[Tutor] Need help printing a pickled data

Matt D md123 at nycap.rr.com
Wed Jun 26 18:34:18 CEST 2013


On 06/25/2013 10:33 PM, eryksun wrote:
> On Tue, Jun 25, 2013 at 8:35 PM, Matt D <md123 at nycap.rr.com> wrote:
>> so that code above is the wrapper of what the code below makes, which is
>> pickled data?:
>>
>> string
>> pickle::to_string() const
>> {
>>    size_t n = 1;
>>    ostringstream os;
>>    os << "(dp" << n++ << endl;
>>    for(stringmap::const_iterator i(map_.begin()); i != map_.end(); ++i) {
>>       os << "S'" << i->first << "'" << endl;
>>       os << "p" << n++ << endl;
>>       os << "S'" << i->second << "'" << endl;
>>       os << "p" << n++ << endl << "s";
>>    }
>>    os << "." << endl;
>>    return os.str();
>> }
> 
> That's a protocol 0 dict. Between MARK "(" and STOP "." is a DICT "d".
> Each key/value is a STRING "S". After pushing a key/value pair on the
> stack they're added to the dict by SETITEM "s". The PUT "p" operations
> store the stack top into the 'memo' (scratch array), but they seem
> superfluous since there's no matching GET (g).
> 
> For example:
> 
>     >>> pkl = "(dS'key1'\nS'val1'\nsS'key2'\nS'val2'\ns."
> 
>     >>> pickle.loads(pkl)
>     {'key2': 'val2', 'key1': 'val1'}
> 
>     >>> pickletools.dis(pkl)
>         0: (    MARK
>         1: d        DICT       (MARK at 0)
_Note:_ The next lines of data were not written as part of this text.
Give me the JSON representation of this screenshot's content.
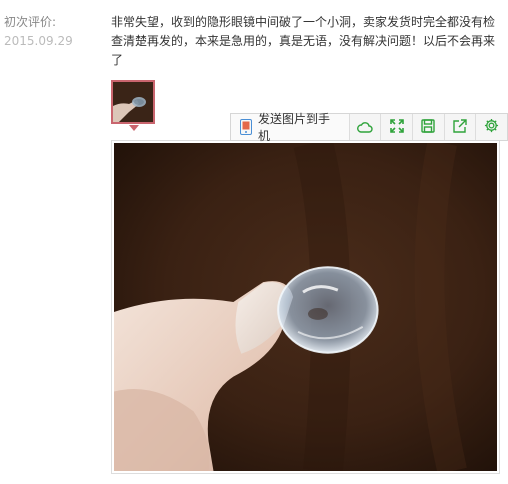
{
  "review": {
    "label": "初次评价:",
    "date": "2015.09.29",
    "text": "非常失望，收到的隐形眼镜中间破了一个小洞，卖家发货时完全都没有检查清楚再发的，本来是急用的，真是无语，没有解决问题！以后不会再来了"
  },
  "toolbar": {
    "send_label": "发送图片到手机",
    "buttons": [
      {
        "icon": "cloud-icon"
      },
      {
        "icon": "expand-icon"
      },
      {
        "icon": "save-icon"
      },
      {
        "icon": "share-icon"
      },
      {
        "icon": "gear-icon"
      }
    ]
  },
  "colors": {
    "toolbar_icon": "#2fa33b",
    "thumb_border": "#c9656e"
  }
}
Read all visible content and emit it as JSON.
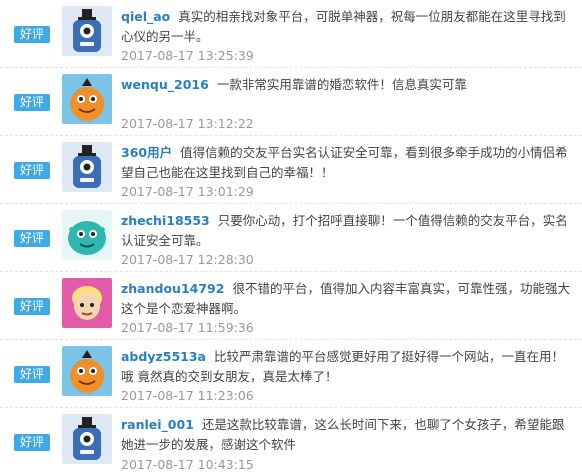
{
  "badge_label": "好评",
  "reviews": [
    {
      "user": "qiel_ao",
      "text": "真实的相亲找对象平台，可脱单神器，祝每一位朋友都能在这里寻找到心仪的另一半。",
      "time": "2017-08-17 13:25:39",
      "avatar": "blue-robot-icon",
      "avatar_color": "#3b6fb5"
    },
    {
      "user": "wenqu_2016",
      "text": "一款非常实用靠谱的婚恋软件！信息真实可靠",
      "time": "2017-08-17 13:12:22",
      "avatar": "orange-monster-icon",
      "avatar_color": "#f0902a"
    },
    {
      "user": "360用户",
      "text": "值得信赖的交友平台实名认证安全可靠，看到很多牵手成功的小情侣希望自己也能在这里找到自己的幸福！！",
      "time": "2017-08-17 13:01:29",
      "avatar": "blue-robot-icon",
      "avatar_color": "#3b6fb5"
    },
    {
      "user": "zhechi18553",
      "text": "只要你心动，打个招呼直接聊！一个值得信赖的交友平台，实名认证安全可靠。",
      "time": "2017-08-17 12:28:30",
      "avatar": "teal-monster-icon",
      "avatar_color": "#2fb7b0"
    },
    {
      "user": "zhandou14792",
      "text": "很不错的平台，值得加入内容丰富真实，可靠性强，功能强大这个是个恋爱神器啊。",
      "time": "2017-08-17 11:59:36",
      "avatar": "pink-girl-icon",
      "avatar_color": "#e25aa8"
    },
    {
      "user": "abdyz5513a",
      "text": "比较严肃靠谱的平台感觉更好用了挺好得一个网站，一直在用！哦 竟然真的交到女朋友，真是太棒了！",
      "time": "2017-08-17 11:23:06",
      "avatar": "orange-monster-icon",
      "avatar_color": "#f0902a"
    },
    {
      "user": "ranlei_001",
      "text": "还是这款比较靠谱，这么长时间下来，也聊了个女孩子，希望能跟她进一步的发展，感谢这个软件",
      "time": "2017-08-17 10:43:15",
      "avatar": "blue-robot-icon",
      "avatar_color": "#3b6fb5"
    }
  ]
}
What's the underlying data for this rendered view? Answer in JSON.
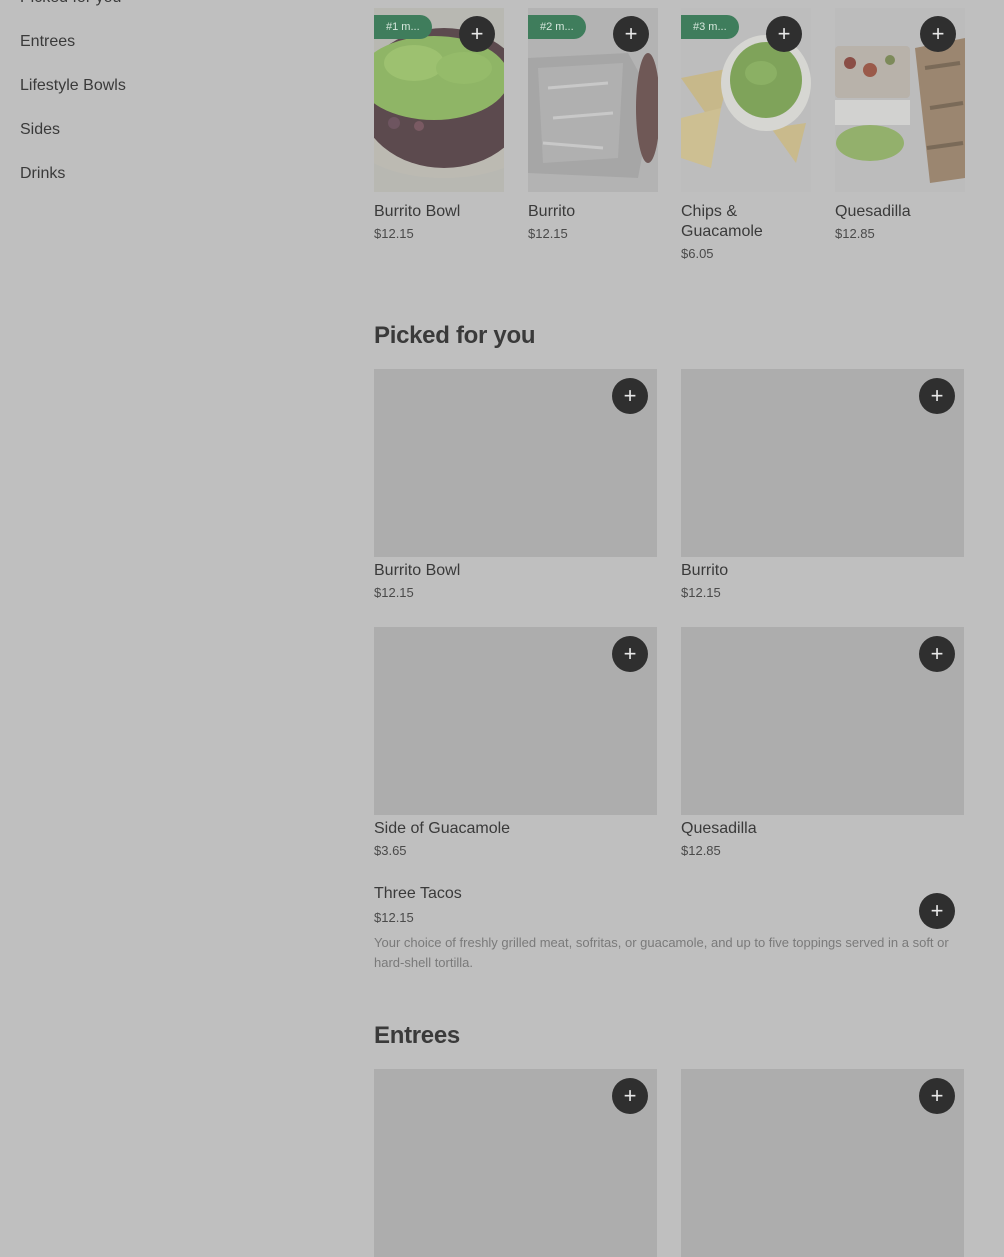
{
  "sidebar": {
    "items": [
      {
        "label": "Picked for you"
      },
      {
        "label": "Entrees"
      },
      {
        "label": "Lifestyle Bowls"
      },
      {
        "label": "Sides"
      },
      {
        "label": "Drinks"
      }
    ]
  },
  "popular": {
    "items": [
      {
        "badge": "#1 m...",
        "name": "Burrito Bowl",
        "price": "$12.15"
      },
      {
        "badge": "#2 m...",
        "name": "Burrito",
        "price": "$12.15"
      },
      {
        "badge": "#3 m...",
        "name": "Chips & Guacamole",
        "price": "$6.05"
      },
      {
        "badge": "",
        "name": "Quesadilla",
        "price": "$12.85"
      }
    ]
  },
  "picked": {
    "title": "Picked for you",
    "items": [
      {
        "name": "Burrito Bowl",
        "price": "$12.15"
      },
      {
        "name": "Burrito",
        "price": "$12.15"
      },
      {
        "name": "Side of Guacamole",
        "price": "$3.65"
      },
      {
        "name": "Quesadilla",
        "price": "$12.85"
      }
    ],
    "list_item": {
      "name": "Three Tacos",
      "price": "$12.15",
      "description": "Your choice of freshly grilled meat, sofritas, or guacamole, and up to five toppings served in a soft or hard-shell tortilla."
    }
  },
  "entrees": {
    "title": "Entrees"
  },
  "icons": {
    "add": "plus-icon"
  },
  "colors": {
    "badge_bg": "#3f7d5c",
    "add_button_bg": "#2f2f2f",
    "overlay_bg": "#bfbfbf"
  }
}
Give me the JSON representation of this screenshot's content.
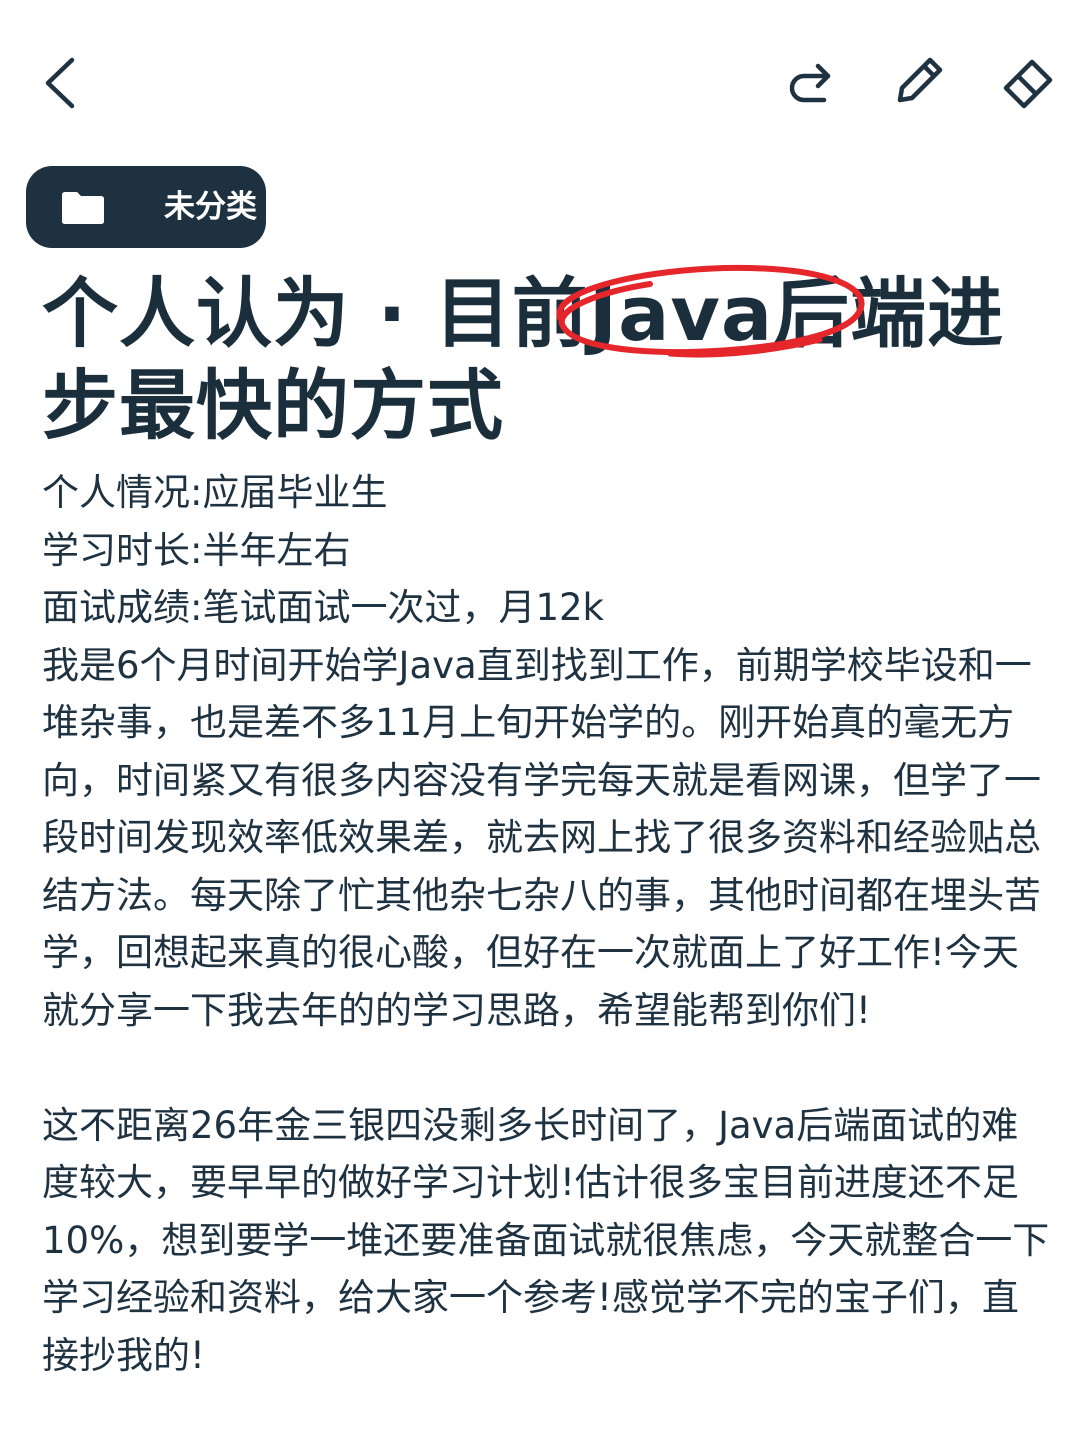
{
  "toolbar": {
    "back_icon": "chevron-left-icon",
    "redo_icon": "redo-icon",
    "edit_icon": "pencil-icon",
    "erase_icon": "eraser-icon",
    "icon_color": "#1f3241"
  },
  "category": {
    "icon": "folder-icon",
    "label": "未分类",
    "background": "#1e3140"
  },
  "note": {
    "title": "个人认为 · 目前Java后端进步最快的方式",
    "highlight_color": "#e5262b",
    "lines": [
      "个人情况:应届毕业生",
      "学习时长:半年左右",
      "面试成绩:笔试面试一次过，月12k"
    ],
    "paragraphs": [
      "我是6个月时间开始学Java直到找到工作，前期学校毕设和一堆杂事，也是差不多11月上旬开始学的。刚开始真的毫无方向，时间紧又有很多内容没有学完每天就是看网课，但学了一段时间发现效率低效果差，就去网上找了很多资料和经验贴总结方法。每天除了忙其他杂七杂八的事，其他时间都在埋头苦学，回想起来真的很心酸，但好在一次就面上了好工作!今天就分享一下我去年的的学习思路，希望能帮到你们!",
      "这不距离26年金三银四没剩多长时间了，Java后端面试的难度较大，要早早的做好学习计划!估计很多宝目前进度还不足10%，想到要学一堆还要准备面试就很焦虑，今天就整合一下学习经验和资料，给大家一个参考!感觉学不完的宝子们，直接抄我的!"
    ]
  }
}
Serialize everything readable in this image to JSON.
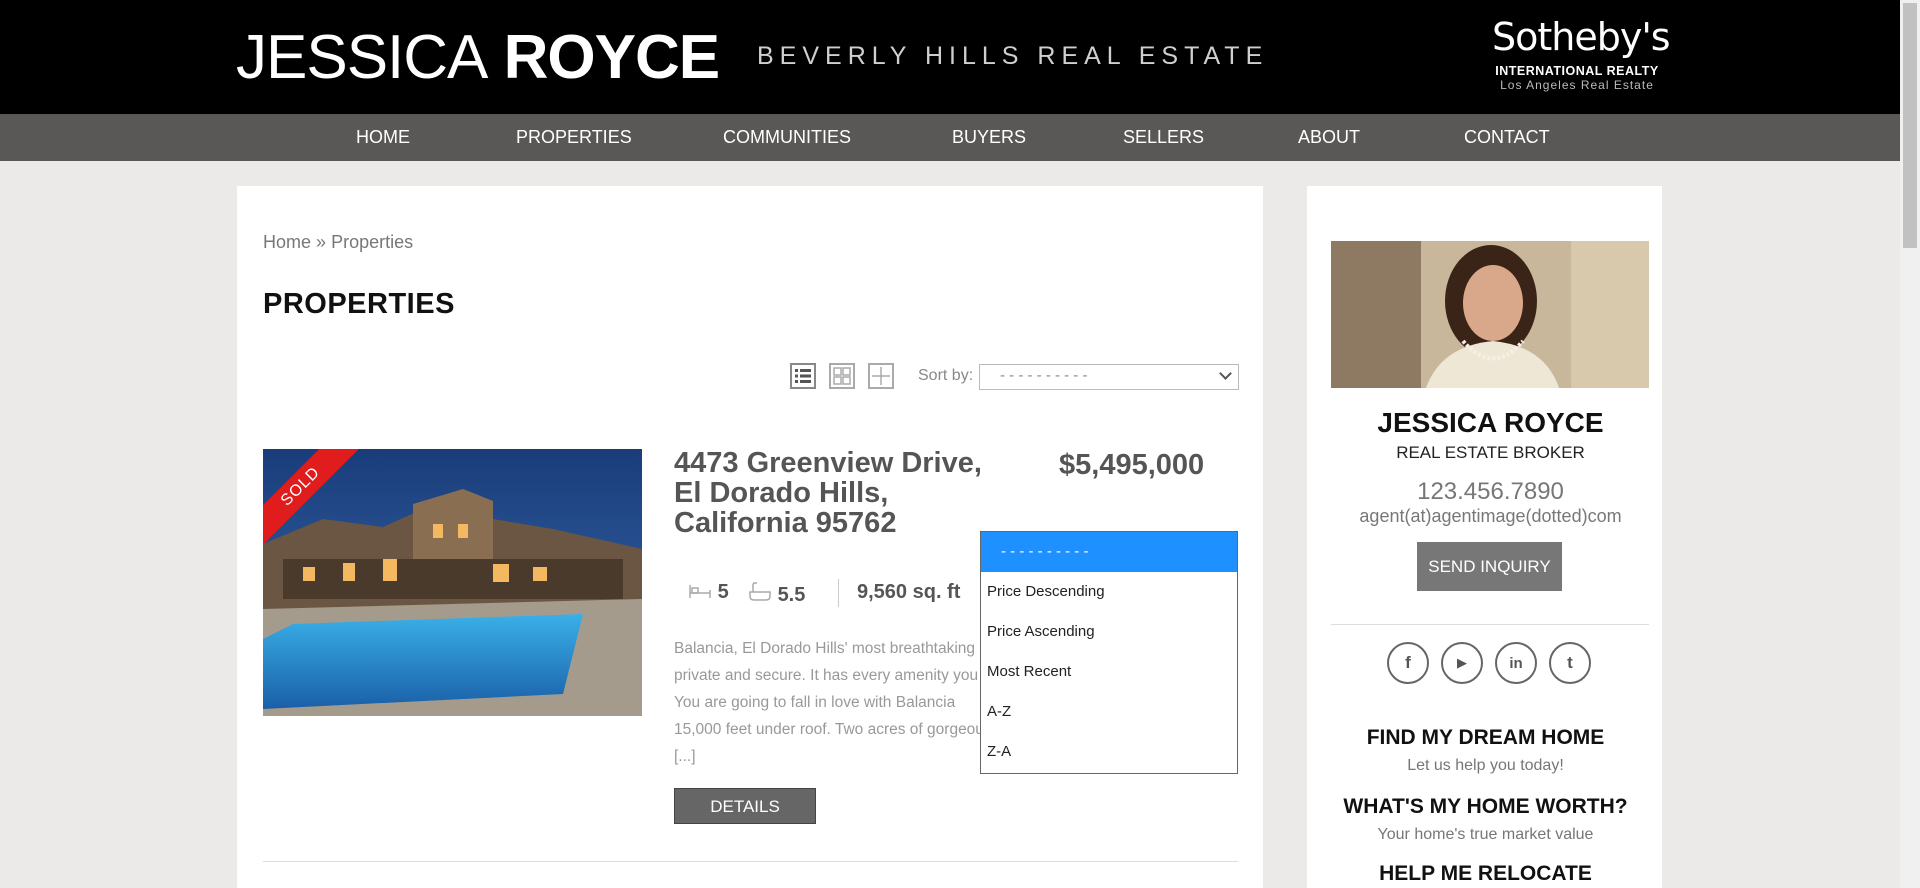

>         2: S    STRING     'key1'
>        10: S    STRING     'val1'
>        18: s    SETITEM
>        19: S    STRING     'key2'
>        27: S    STRING     'val2'
>        35: s    SETITEM
>        36: .    STOP
>     highest protocol among opcodes = 0
> 
> 
> FYI, this appears to be the repository for the above C++
> (pickle::to_string, hdu::snapshot):
> 
> http://op25.osmocom.org/trac/wiki.png/browser/trunk/blocks/src/lib
> 
> But I've only glanced at the code and don't know GNU Radio from GNU Gnews.
> 
Thanks!
Yes I am working with a decoder used in GNU radio.  Python is used for
the UI while the computationally intense stuff is done in C++ blocks.
Trying to learn this hybrid C++/Python system really is a crash course.